Ingredients
Method
Preparation
- Preheat your oven to 350°F (175°C). Grease a 9x13-inch baking dish or line it with parchment paper for easier cleanup.
- In a large bowl, beat the softened cream cheese with 1 cup sugar until smooth and slightly fluffy. Add the eggs one at a time, beating well after each. Mix in the vanilla and sour cream (or Greek yogurt) until smooth. Fold in the drained crushed pineapple, then set this mixture aside.
Make Cobbler Topping
- In another bowl, whisk together flour, baking powder, salt, and the remaining 2 tablespoons sugar. Add the cold butter cubes and use a pastry cutter, two forks, or your fingers to cut the butter into the dry mix until it resembles coarse crumbs. Stir in the milk until a soft batter forms.
Assemble and Bake
- Spread the cream cheese and pineapple mixture evenly into the prepared baking dish. Spoon the cobbler batter over the top in dollops, spreading carefully to cover as much of the surface as possible.

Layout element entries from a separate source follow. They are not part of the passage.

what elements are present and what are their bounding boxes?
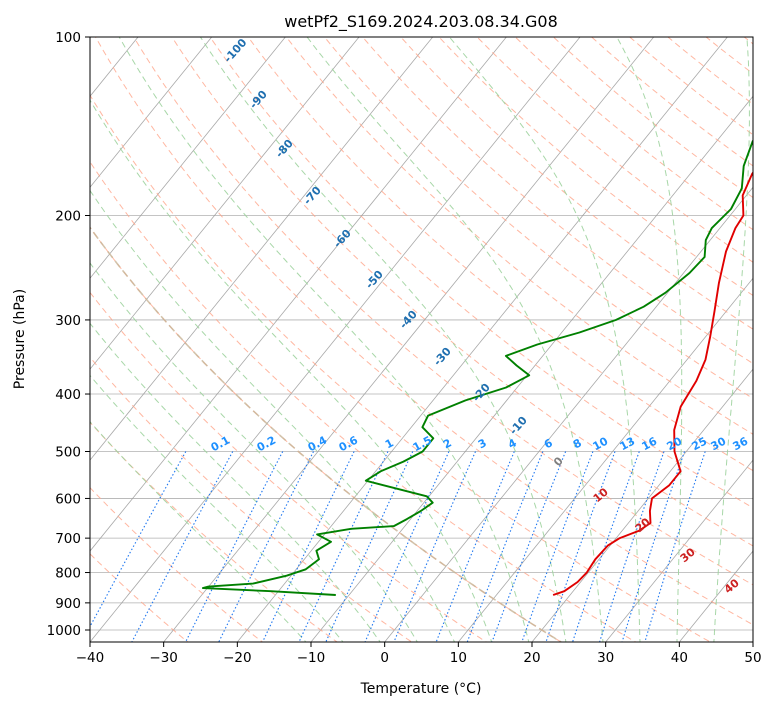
x-tick-label: −40 <box>76 650 105 666</box>
pressure-gridlines <box>90 37 753 631</box>
mixing-ratio-line <box>325 451 414 642</box>
mixing-ratio-label: 30 <box>709 434 729 453</box>
mixing-ratio-label: 10 <box>591 434 611 453</box>
mixing-ratio-line <box>435 451 515 642</box>
moist-adiabat-line <box>199 37 567 642</box>
dry-adiabat-line <box>90 161 637 642</box>
isotherm-line <box>90 37 360 370</box>
x-tick-label: −30 <box>149 650 178 666</box>
dry-adiabat-line <box>94 37 753 626</box>
mixing-ratio-label: 25 <box>690 435 710 454</box>
y-tick-label: 700 <box>55 531 81 547</box>
moist-adiabat-line <box>90 189 456 642</box>
moist-adiabat-line <box>90 99 493 642</box>
moist-adiabat-line <box>90 322 381 642</box>
dry-adiabat-line <box>90 553 189 642</box>
x-tick-label: 10 <box>450 650 467 666</box>
mixing-ratio-line <box>298 451 389 642</box>
y-tick-label: 800 <box>55 566 81 582</box>
mixing-ratio-line <box>184 451 284 642</box>
dry-adiabat-line <box>247 37 753 472</box>
isotherm-line <box>90 37 507 552</box>
parcel-adiabat-line <box>90 226 563 642</box>
mixing-ratio-line <box>90 451 187 628</box>
y-axis-ticks: 100 200 300 400 500 600 700 800 900 1000 <box>47 30 90 639</box>
y-tick-label: 1000 <box>47 623 81 639</box>
moist-adiabat-line <box>118 37 530 642</box>
mixing-ratio-label: 36 <box>731 434 751 453</box>
temperature-profile-line <box>552 171 753 596</box>
x-tick-label: −10 <box>297 650 326 666</box>
moist-adiabat-line <box>448 37 641 642</box>
dry-adiabat-line <box>90 291 488 642</box>
chart-title: wetPf2_S169.2024.203.08.34.G08 <box>284 12 558 32</box>
dry-adiabats <box>90 37 753 642</box>
y-tick-label: 400 <box>55 387 81 403</box>
isotherm-line <box>310 95 753 642</box>
x-tick-label: 20 <box>523 650 540 666</box>
mixing-ratio-line <box>644 451 706 642</box>
x-tick-label: 40 <box>671 650 688 666</box>
isotherm-line <box>90 37 286 279</box>
x-axis-label: Temperature (°C) <box>360 681 482 697</box>
x-axis-ticks: −40 −30 −20 −10 0 10 20 30 40 50 <box>76 642 762 666</box>
x-tick-label: −20 <box>223 650 252 666</box>
profile-series <box>201 139 753 596</box>
y-tick-label: 600 <box>55 491 81 507</box>
dry-adiabat-line <box>209 37 753 509</box>
dry-adiabat-line <box>90 94 712 642</box>
mixing-ratio-label: 16 <box>640 434 660 453</box>
dewpoint-profile-line <box>201 139 753 596</box>
moist-adiabats <box>90 37 750 642</box>
mixing-ratio-label: 13 <box>618 435 638 454</box>
isotherm-line <box>90 37 434 461</box>
mixing-ratio-line <box>491 451 567 642</box>
mixing-ratio-line <box>466 451 544 642</box>
isotherm-line <box>90 37 581 642</box>
mixing-ratio-line <box>572 451 640 642</box>
moist-adiabat-line <box>306 37 604 642</box>
dry-adiabat-line <box>90 421 338 642</box>
mixing-ratio-line <box>131 451 234 642</box>
x-tick-label: 0 <box>380 650 389 666</box>
dry-adiabat-line <box>438 37 753 297</box>
isotherm-line <box>163 37 655 642</box>
y-axis-label: Pressure (hPa) <box>12 289 28 389</box>
dry-adiabat-line <box>171 37 753 547</box>
isotherm-line <box>90 37 213 188</box>
moist-adiabat-line <box>713 37 750 642</box>
y-tick-label: 200 <box>55 209 81 225</box>
moist-adiabat-line <box>90 420 307 642</box>
y-tick-label: 500 <box>55 444 81 460</box>
isotherm-line <box>605 459 753 642</box>
x-tick-label: 30 <box>597 650 614 666</box>
mixing-ratio-label: 20 <box>665 434 685 453</box>
y-tick-label: 900 <box>55 596 81 612</box>
y-tick-label: 300 <box>55 313 81 329</box>
plot-frame <box>89 36 754 643</box>
dry-adiabat-line <box>90 486 264 642</box>
y-tick-label: 100 <box>55 30 81 46</box>
mixing-ratio-line <box>218 451 314 642</box>
x-tick-label: 50 <box>744 650 761 666</box>
mixing-ratio-line <box>545 451 616 642</box>
moist-adiabat-line <box>616 37 683 642</box>
moist-adiabat-line <box>90 374 344 642</box>
isotherm-line <box>384 186 753 642</box>
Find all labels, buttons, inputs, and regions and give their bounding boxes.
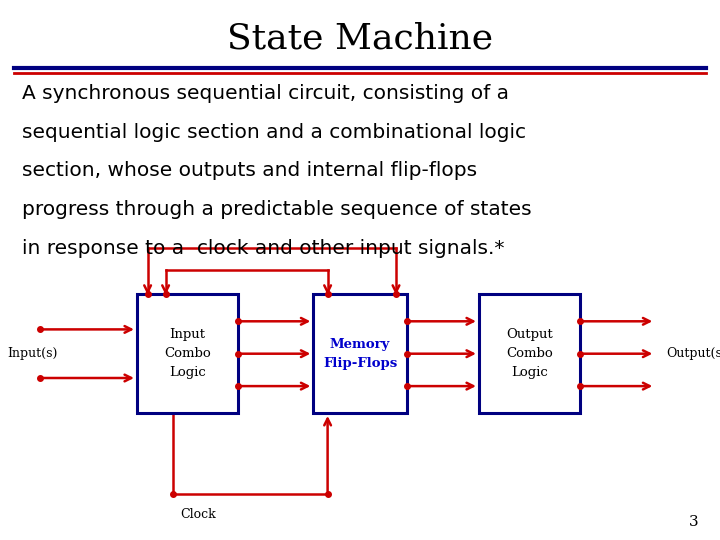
Text: Output(s): Output(s) <box>666 347 720 360</box>
Text: A synchronous sequential circuit, consisting of a: A synchronous sequential circuit, consis… <box>22 84 508 103</box>
Text: sequential logic section and a combinational logic: sequential logic section and a combinati… <box>22 123 526 141</box>
Text: Input(s): Input(s) <box>7 347 58 360</box>
Bar <box>137 294 238 413</box>
Text: Output
Combo
Logic: Output Combo Logic <box>506 328 552 379</box>
Text: 3: 3 <box>689 515 698 529</box>
Text: Memory
Flip-Flops: Memory Flip-Flops <box>323 338 397 370</box>
Text: State Machine: State Machine <box>227 22 493 56</box>
Bar <box>313 294 407 413</box>
Text: Clock: Clock <box>180 508 216 521</box>
Text: Input
Combo
Logic: Input Combo Logic <box>164 328 210 379</box>
Text: progress through a predictable sequence of states: progress through a predictable sequence … <box>22 200 531 219</box>
Bar <box>479 294 580 413</box>
Text: section, whose outputs and internal flip-flops: section, whose outputs and internal flip… <box>22 161 477 180</box>
Text: in response to a  clock and other input signals.*: in response to a clock and other input s… <box>22 239 504 258</box>
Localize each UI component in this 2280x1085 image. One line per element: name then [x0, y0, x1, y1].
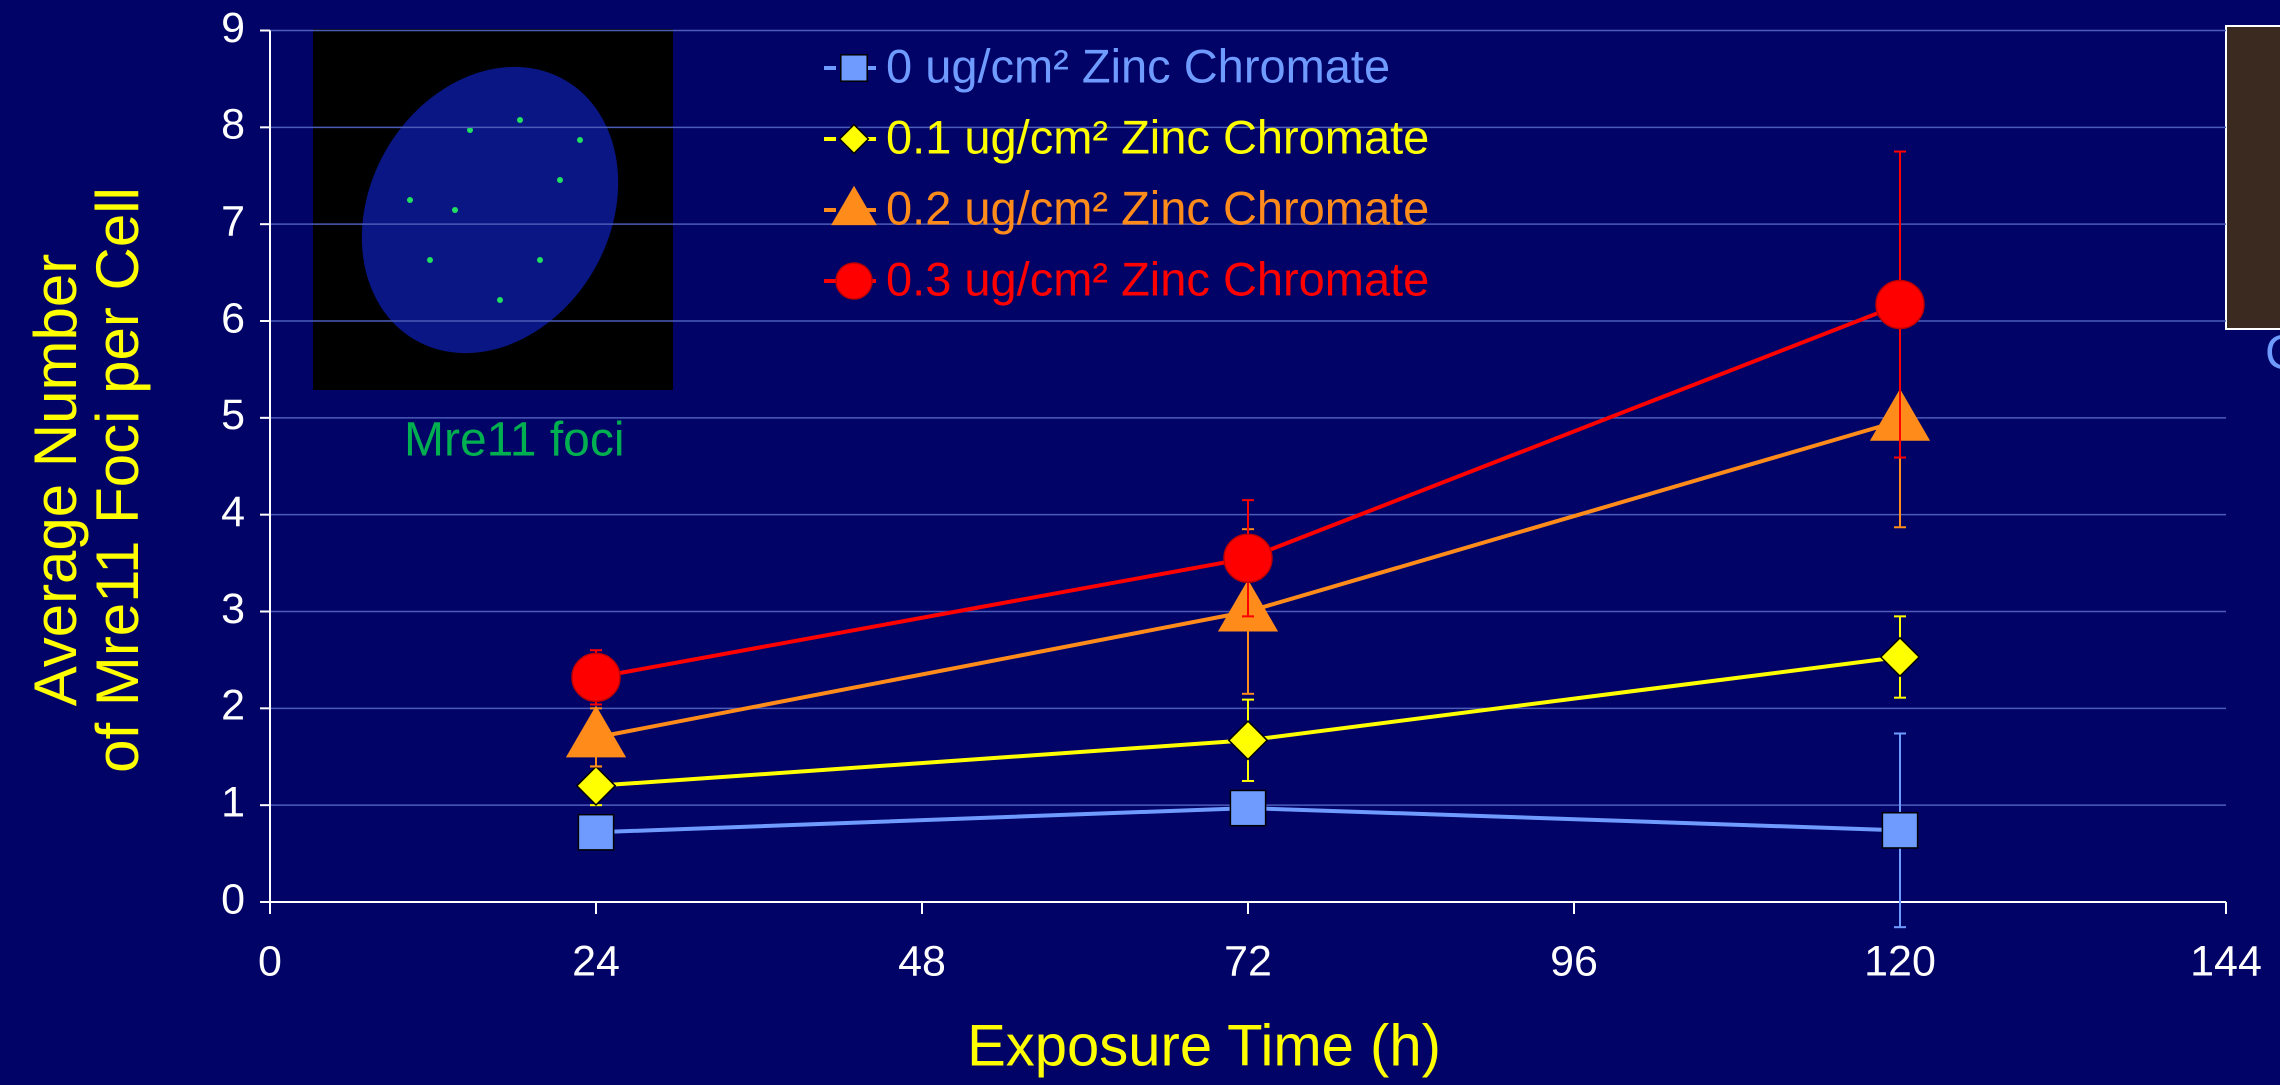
marker: [1230, 790, 1265, 825]
y-tick-label: 7: [221, 198, 245, 246]
y-tick-label: 1: [221, 779, 245, 827]
legend-label: 0.2 ug/cm² Zinc Chromate: [886, 181, 1429, 234]
x-tick-label: 96: [1550, 937, 1598, 985]
legend-marker: [841, 55, 867, 81]
y-tick-label: 0: [221, 875, 245, 923]
page: Mre11 foci C Exposure Time (h) Average N…: [0, 0, 2280, 1085]
x-tick-label: 120: [1864, 937, 1936, 985]
marker: [1882, 813, 1917, 848]
y-tick-label: 4: [221, 488, 245, 536]
annotation: Mre11 foci: [404, 414, 625, 467]
x-tick-label: 48: [898, 937, 946, 985]
y-axis-title-line: of Mre11 Foci per Cell: [84, 187, 151, 773]
legend-label: 0 ug/cm² Zinc Chromate: [886, 39, 1390, 92]
y-tick-label: 9: [221, 4, 245, 52]
marker: [572, 653, 620, 701]
inset-image: [311, 20, 673, 400]
y-tick-label: 5: [221, 391, 245, 439]
legend-label: 0.3 ug/cm² Zinc Chromate: [886, 252, 1429, 305]
marker: [578, 815, 613, 850]
y-tick-label: 2: [221, 682, 245, 730]
x-tick-label: 144: [2190, 937, 2262, 985]
chart: Mre11 foci C Exposure Time (h) Average N…: [0, 0, 2280, 1085]
x-tick-label: 0: [258, 937, 282, 985]
y-tick-label: 3: [221, 585, 245, 633]
x-tick-label: 72: [1224, 937, 1272, 985]
marker: [1876, 281, 1924, 329]
y-tick-label: 6: [221, 294, 245, 342]
marker: [1224, 534, 1272, 582]
x-axis-title: Exposure Time (h): [967, 1013, 1441, 1078]
y-axis-title: Average Number of Mre11 Foci per Cell: [22, 187, 151, 773]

- Bake for 40–50 minutes, until the top is golden and a toothpick inserted into the center comes out mostly clean.
- Let the cobbler cool at least 20 minutes to firm up slightly. Serve warm or at room temperature.
Notes
For a tangier finish, stir a tablespoon of the reserved pineapple juice into the cream cheese layer before baking. Room temperature ingredients behave better, and ensure pineapple is drained well to avoid excess liquid.